Mäkinen Tuukka, Tammela Teuvo L J, Stenman Ulf-Håkan, Määttänen Liisa, Aro Jussi, Juusela Harri, Martikainen Paula, Hakama Matti, Auvinen Anssi
Department of Surgery, Seinäjoki Central Hospital, Seinäjoki, Finland.
Clin Cancer Res. 2004 Apr 1;10(7):2231-6. doi: 10.1158/1078-0432.ccr-03-0338.
Large randomized trials provide the only valid means of quantifying the benefits and drawbacks of prostate-specific antigen (PSA) screening, but the follow-up of ongoing studies is still too short to allow evaluation of mortality. We report here the intermediate indicators of screening efficacy from the second round of the Finnish trial.
The Finnish trial, with approximately 80,000 men in the target population, is the largest component in the European Randomized Study of Screening for Prostate Cancer. The first round was completed in 1996-1999. Each year 8,000 men 55-67 years of age were randomly assigned to the screening arm, and the rest formed the control arm. Men randomized to the screening arm in 1996 were reinvited 4 years later, in 2000, and PSA was determined.
Of the eligible 6415 men, 4407 (69%) eventually participated in the second round of screening. Of the first-round participants, up to 84% (3833 of 4556) attended rescreening. A total of 461 screenees (10.5%) had PSA levels of > or = 4 microg/liter. Altogether, 97 cancers were found, yielding an overall detection rate of 2.2% (97 of 4407). Seventy-nine cases were found among the 3833 second-time screenees (detection rate 2.1%) and 18 in those 574 men (3.1%) who had not participated previously. A PSA of > or = 4 microg/liter, but negative biopsy in the first screening round was associated with an up to 9-fold risk of cancer in rescreening relative to those with lower PSA levels at baseline. Ninety-one (94%) of all of the detected cancers were clinically localized.

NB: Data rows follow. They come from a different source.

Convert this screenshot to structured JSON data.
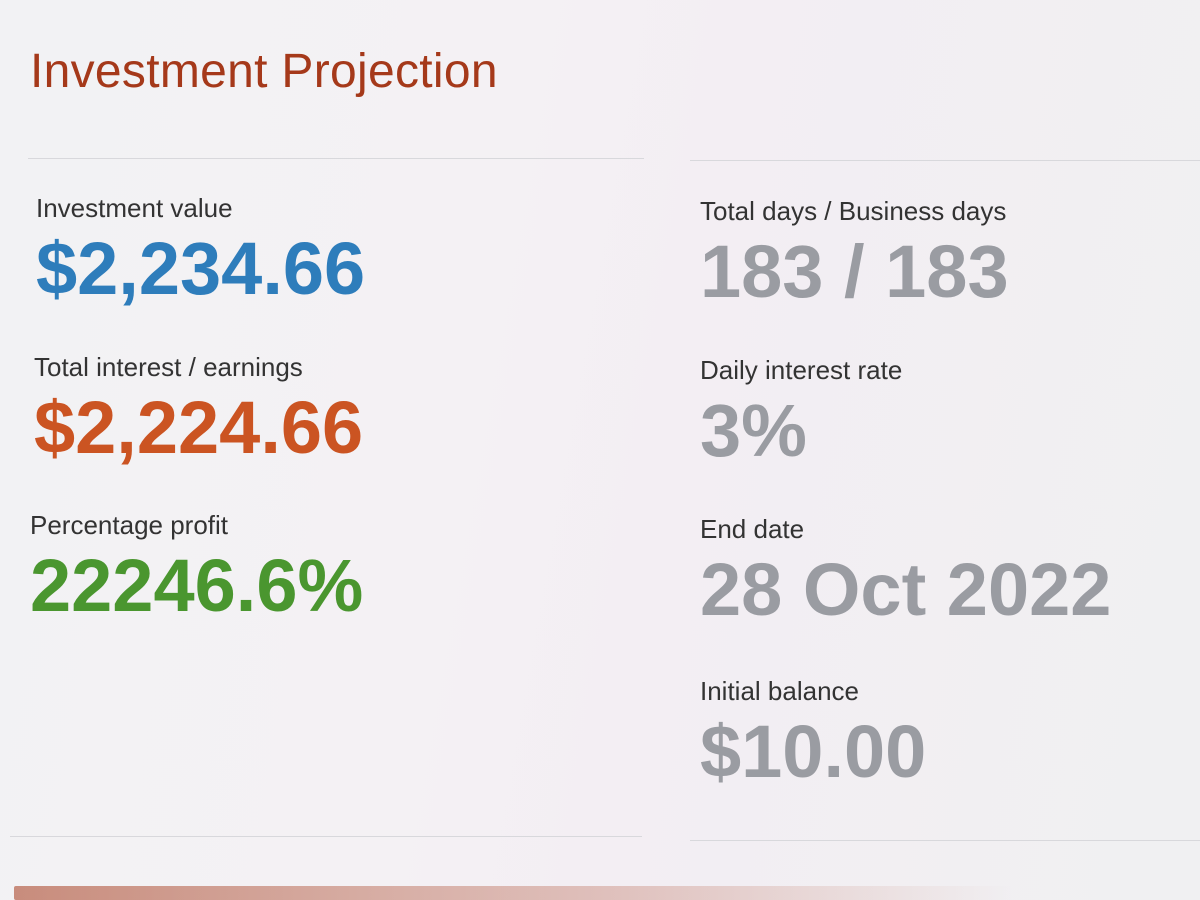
{
  "header": {
    "title": "Investment Projection"
  },
  "left_stats": [
    {
      "label": "Investment value",
      "value": "$2,234.66",
      "color": "#2e7dbb"
    },
    {
      "label": "Total interest / earnings",
      "value": "$2,224.66",
      "color": "#cb5422"
    },
    {
      "label": "Percentage profit",
      "value": "22246.6%",
      "color": "#4a962f"
    }
  ],
  "right_stats": [
    {
      "label": "Total days / Business days",
      "value": "183 / 183",
      "color": "#9a9ca2"
    },
    {
      "label": "Daily interest rate",
      "value": "3%",
      "color": "#9a9ca2"
    },
    {
      "label": "End date",
      "value": "28 Oct 2022",
      "color": "#9a9ca2"
    },
    {
      "label": "Initial balance",
      "value": "$10.00",
      "color": "#9a9ca2"
    }
  ],
  "theme": {
    "title_color": "#a5391a",
    "label_color": "#333333"
  }
}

As surrogate measures of an effective screening program, both compliance as well as the overall and advanced prostate cancer detection rates remained acceptable. Men defined as screen-positive but with a negative confirmation of cancer at prevalence screen formed a high-risk group at rescreening.

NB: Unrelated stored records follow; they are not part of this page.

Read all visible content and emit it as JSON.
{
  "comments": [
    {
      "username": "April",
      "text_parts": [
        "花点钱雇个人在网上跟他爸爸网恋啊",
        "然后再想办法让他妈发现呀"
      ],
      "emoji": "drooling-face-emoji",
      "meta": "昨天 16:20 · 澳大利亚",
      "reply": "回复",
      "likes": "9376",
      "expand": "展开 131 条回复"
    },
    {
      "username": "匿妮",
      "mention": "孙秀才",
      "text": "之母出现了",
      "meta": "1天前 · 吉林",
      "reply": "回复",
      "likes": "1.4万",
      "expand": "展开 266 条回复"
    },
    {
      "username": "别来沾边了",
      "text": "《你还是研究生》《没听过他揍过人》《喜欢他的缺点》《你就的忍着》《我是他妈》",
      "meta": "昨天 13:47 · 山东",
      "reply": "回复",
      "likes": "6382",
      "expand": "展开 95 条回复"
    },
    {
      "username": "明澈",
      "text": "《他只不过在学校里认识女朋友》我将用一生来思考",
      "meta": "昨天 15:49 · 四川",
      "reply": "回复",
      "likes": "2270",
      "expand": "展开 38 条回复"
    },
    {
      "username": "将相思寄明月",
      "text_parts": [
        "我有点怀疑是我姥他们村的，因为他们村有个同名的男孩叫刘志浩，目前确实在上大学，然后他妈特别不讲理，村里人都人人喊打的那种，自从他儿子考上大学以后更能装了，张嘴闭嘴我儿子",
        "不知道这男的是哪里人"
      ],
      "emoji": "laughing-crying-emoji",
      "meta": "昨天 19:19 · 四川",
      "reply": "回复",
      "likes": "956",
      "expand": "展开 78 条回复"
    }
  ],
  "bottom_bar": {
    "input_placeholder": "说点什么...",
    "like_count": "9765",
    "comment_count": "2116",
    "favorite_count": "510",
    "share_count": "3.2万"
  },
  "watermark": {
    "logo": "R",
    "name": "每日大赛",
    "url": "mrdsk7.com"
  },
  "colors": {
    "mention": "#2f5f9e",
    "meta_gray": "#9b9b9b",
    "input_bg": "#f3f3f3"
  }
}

大型随机试验是量化前列腺特异性抗原(PSA)筛查利弊的唯一有效方法,但目前正在进行的研究随访时间仍过短,无法评估死亡率。我们在此报告芬兰试验第二轮筛查效果的中间指标。
芬兰试验针对约80000名目标人群男性,是欧洲前列腺癌筛查随机研究的最大组成部分。第一轮于1996 - 1999年完成。每年将8000名55 - 67岁男性随机分配至筛查组,其余构成对照组。1996年随机分配至筛查组的男性在4年后的2000年被再次邀请进行PSA检测。
在符合条件的6415名男性中,4407名(69%)最终参与了第二轮筛查。第一轮参与者中,高达84%(4556名中的3833名)参加了复查。共有461名筛查对象(10.5%)PSA水平≥4微克/升。总共发现97例癌症,总体检出率为2.2%(4407名中的97名)。在3833名二次筛查对象中发现79例(检出率2.1%),在之前未参与筛查的574名男性中有18例(3.1%)。第一轮筛查时PSA≥4微克/升但活检阴性者,复查时患癌风险相对于基线PSA水平较低者高达9倍。所有检测出的癌症中,91例(94%)为临床局限性癌。
作为有效筛查计划的替代指标,依从性以及前列腺癌总体和进展期检出率仍可接受。在初筛时被定义为筛查阳性但癌症确诊阴性的男性在复查时构成高危组。